There has been a significant increase in the number of people diagnosed with diabetes from 1980 to 2016, rising from 108 million to approximately 420 million people worldwide, and is predicted to rise to above 640 million by the year 2040 and type II diabetes is seen in 90-95% of those diagnosed. Many treatments currently exist to treat type II diabetes, although there are considerable adverse health effects associated with these drugs including a risk of hypoglycaemia. Accordingly, there is a swift need for a new, effective treatment that has little to no side effect for those suffering from T2D. β-D-Glucopyranosyl derivatives are known to inhibit glycogen phosphorylase, which is a valid target for controlling hyperglycaemia in type 2 diabetes. Computational methods, such as molecular docking with Glide and GOLD as well as post-docking free energy calculations using MM-GBSA calculations were used to screen a library of β-D-glucopyranosyl analogues and we, for the first time, have derived computational models of MMGBSA for the GPb catalytic site have revealed excellent predictive potential based on a thorough statistical analysis.
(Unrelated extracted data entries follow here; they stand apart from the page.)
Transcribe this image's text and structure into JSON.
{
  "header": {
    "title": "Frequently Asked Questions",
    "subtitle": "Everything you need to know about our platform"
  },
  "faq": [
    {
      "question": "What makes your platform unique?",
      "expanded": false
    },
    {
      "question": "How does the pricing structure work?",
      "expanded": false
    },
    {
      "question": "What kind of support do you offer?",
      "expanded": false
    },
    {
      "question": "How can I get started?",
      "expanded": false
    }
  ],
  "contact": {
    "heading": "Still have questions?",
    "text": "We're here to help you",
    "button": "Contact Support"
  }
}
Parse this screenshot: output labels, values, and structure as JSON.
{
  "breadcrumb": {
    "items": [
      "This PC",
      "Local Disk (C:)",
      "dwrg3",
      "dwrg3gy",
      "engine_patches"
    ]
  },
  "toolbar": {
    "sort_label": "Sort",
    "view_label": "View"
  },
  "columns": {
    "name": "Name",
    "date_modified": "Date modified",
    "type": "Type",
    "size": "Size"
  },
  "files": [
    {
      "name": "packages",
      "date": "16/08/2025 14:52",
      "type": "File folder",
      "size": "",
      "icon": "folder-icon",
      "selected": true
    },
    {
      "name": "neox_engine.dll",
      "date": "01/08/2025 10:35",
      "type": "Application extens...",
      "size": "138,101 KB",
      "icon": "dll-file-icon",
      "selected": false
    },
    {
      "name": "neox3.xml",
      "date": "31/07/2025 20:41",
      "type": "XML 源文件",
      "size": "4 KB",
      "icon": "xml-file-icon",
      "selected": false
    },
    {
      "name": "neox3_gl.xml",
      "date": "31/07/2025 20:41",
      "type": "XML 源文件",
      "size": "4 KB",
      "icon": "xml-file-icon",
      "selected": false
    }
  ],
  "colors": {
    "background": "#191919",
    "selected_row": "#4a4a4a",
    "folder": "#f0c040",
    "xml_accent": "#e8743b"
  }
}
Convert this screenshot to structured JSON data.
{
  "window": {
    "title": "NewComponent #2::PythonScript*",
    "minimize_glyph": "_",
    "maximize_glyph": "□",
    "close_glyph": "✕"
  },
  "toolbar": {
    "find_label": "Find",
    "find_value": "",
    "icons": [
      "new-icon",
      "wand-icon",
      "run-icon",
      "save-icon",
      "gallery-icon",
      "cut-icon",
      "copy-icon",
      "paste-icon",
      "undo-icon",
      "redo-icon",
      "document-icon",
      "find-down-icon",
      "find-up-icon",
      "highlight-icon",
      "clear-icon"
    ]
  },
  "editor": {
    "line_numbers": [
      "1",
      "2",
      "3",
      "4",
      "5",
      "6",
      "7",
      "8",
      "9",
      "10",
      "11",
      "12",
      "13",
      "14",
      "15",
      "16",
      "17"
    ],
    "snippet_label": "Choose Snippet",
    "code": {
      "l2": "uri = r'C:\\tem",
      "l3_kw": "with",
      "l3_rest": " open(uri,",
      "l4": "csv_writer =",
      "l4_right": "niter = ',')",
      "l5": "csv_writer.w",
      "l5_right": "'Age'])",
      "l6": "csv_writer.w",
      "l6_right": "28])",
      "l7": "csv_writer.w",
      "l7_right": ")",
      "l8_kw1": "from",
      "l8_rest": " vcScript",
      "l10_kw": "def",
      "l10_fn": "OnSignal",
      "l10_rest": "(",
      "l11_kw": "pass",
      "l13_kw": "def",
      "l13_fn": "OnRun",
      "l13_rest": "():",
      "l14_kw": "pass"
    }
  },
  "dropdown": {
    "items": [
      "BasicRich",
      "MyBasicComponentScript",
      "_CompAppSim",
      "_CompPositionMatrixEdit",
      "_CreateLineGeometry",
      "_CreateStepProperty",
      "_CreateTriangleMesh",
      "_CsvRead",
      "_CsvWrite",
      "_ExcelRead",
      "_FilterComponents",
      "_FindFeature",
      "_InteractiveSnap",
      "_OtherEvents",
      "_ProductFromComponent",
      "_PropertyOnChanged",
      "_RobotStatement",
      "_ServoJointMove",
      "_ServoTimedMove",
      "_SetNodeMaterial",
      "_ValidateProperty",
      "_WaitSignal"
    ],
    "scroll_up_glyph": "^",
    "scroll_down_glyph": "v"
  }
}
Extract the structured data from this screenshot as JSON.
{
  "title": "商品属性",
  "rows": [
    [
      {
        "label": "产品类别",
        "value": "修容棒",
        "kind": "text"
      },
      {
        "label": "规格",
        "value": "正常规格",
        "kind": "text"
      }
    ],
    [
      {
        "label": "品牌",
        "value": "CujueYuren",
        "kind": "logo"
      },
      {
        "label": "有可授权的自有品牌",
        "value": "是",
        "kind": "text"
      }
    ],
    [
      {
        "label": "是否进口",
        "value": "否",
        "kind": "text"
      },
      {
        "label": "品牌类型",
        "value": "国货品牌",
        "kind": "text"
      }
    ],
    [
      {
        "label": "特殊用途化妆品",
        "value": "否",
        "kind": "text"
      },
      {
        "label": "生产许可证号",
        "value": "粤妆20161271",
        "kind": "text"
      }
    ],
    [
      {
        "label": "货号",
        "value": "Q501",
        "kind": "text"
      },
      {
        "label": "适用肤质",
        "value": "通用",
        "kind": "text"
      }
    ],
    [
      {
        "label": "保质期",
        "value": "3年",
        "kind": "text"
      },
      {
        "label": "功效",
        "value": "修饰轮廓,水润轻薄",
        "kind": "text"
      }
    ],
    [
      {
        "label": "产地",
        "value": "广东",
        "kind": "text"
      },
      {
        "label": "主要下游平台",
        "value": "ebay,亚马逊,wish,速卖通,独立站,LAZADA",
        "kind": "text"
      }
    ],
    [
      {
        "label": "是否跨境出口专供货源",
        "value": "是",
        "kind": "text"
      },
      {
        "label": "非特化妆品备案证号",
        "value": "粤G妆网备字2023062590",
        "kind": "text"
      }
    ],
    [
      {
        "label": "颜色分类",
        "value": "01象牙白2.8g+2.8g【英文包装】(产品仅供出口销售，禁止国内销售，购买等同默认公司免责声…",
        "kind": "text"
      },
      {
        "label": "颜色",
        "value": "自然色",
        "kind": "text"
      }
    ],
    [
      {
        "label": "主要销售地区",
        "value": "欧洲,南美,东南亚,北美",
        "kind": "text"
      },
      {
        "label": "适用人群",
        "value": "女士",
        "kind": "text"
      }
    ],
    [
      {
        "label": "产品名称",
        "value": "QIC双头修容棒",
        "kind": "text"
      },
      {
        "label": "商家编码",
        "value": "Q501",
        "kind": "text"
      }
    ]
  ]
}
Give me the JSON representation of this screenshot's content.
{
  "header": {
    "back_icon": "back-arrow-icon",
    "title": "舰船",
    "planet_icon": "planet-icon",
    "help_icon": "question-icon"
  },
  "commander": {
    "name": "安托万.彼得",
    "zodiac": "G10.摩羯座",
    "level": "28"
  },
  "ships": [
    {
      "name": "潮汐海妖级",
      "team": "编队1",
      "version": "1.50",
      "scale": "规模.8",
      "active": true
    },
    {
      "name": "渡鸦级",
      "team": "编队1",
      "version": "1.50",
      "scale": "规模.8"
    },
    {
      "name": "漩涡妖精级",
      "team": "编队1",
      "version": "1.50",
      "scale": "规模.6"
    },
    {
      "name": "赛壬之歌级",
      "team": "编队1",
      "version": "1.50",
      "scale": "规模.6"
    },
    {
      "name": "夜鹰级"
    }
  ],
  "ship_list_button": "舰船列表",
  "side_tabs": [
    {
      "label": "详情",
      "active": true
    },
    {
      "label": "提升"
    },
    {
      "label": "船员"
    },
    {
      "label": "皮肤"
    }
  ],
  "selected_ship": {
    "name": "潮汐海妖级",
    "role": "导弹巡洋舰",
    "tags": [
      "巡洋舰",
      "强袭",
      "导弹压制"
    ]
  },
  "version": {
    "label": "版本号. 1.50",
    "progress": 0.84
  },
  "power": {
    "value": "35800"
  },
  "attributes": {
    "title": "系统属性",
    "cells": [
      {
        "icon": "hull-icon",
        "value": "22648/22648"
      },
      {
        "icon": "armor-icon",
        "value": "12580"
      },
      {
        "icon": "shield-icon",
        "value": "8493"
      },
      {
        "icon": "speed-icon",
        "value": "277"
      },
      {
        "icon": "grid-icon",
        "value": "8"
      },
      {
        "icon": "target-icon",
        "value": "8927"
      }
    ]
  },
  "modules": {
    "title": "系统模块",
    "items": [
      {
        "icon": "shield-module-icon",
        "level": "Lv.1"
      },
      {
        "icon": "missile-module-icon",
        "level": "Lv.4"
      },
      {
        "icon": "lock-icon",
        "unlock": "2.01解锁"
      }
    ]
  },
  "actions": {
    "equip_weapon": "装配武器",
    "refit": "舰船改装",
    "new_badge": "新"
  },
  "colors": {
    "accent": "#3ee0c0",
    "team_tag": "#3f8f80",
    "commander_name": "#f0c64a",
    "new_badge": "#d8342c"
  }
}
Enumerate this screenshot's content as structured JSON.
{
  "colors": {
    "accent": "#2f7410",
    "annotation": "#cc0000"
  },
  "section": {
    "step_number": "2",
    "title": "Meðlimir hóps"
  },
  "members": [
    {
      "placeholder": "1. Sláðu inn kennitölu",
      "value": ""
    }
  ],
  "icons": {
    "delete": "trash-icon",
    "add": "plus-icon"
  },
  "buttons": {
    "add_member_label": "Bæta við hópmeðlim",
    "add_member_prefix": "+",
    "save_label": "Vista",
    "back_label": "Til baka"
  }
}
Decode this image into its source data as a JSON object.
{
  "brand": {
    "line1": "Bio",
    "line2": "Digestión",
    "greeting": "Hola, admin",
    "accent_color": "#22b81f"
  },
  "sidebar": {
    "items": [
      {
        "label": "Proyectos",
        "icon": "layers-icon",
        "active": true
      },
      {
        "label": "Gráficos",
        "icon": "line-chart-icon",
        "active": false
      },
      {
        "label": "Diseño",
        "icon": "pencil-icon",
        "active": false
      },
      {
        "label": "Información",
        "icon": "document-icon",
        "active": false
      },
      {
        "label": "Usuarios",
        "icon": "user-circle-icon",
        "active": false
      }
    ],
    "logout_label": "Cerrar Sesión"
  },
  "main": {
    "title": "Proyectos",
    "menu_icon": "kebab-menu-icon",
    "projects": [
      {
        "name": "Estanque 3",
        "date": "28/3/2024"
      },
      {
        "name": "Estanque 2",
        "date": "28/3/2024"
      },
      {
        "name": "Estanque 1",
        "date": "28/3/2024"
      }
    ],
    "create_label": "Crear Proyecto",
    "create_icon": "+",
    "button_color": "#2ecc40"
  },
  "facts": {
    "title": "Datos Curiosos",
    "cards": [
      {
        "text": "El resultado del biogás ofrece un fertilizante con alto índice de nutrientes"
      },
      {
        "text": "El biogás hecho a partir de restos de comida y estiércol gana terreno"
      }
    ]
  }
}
Using these models, correlations between predicted and experimental inhibitory potential as high as 0.95 – 0.97 were obtained for a training set of ligands. These methods have substantial potential for discovery of new effective compounds in the treatment of T2D as thousands of potential ligands could in the future be screened. Previous computational screening of 5,7-dihydroxyflavone analogues which have been predicted to bind at the caffeine binding site have been performed and a number of these analogues have been synthesized and will undergo kinetic experiments which will give insight into the effectiveness of 5’,7’-dihydroxyflavone derivatives so that a wider library of similar compounds could be tested that displays biological activity towards glycogen phosphorylase.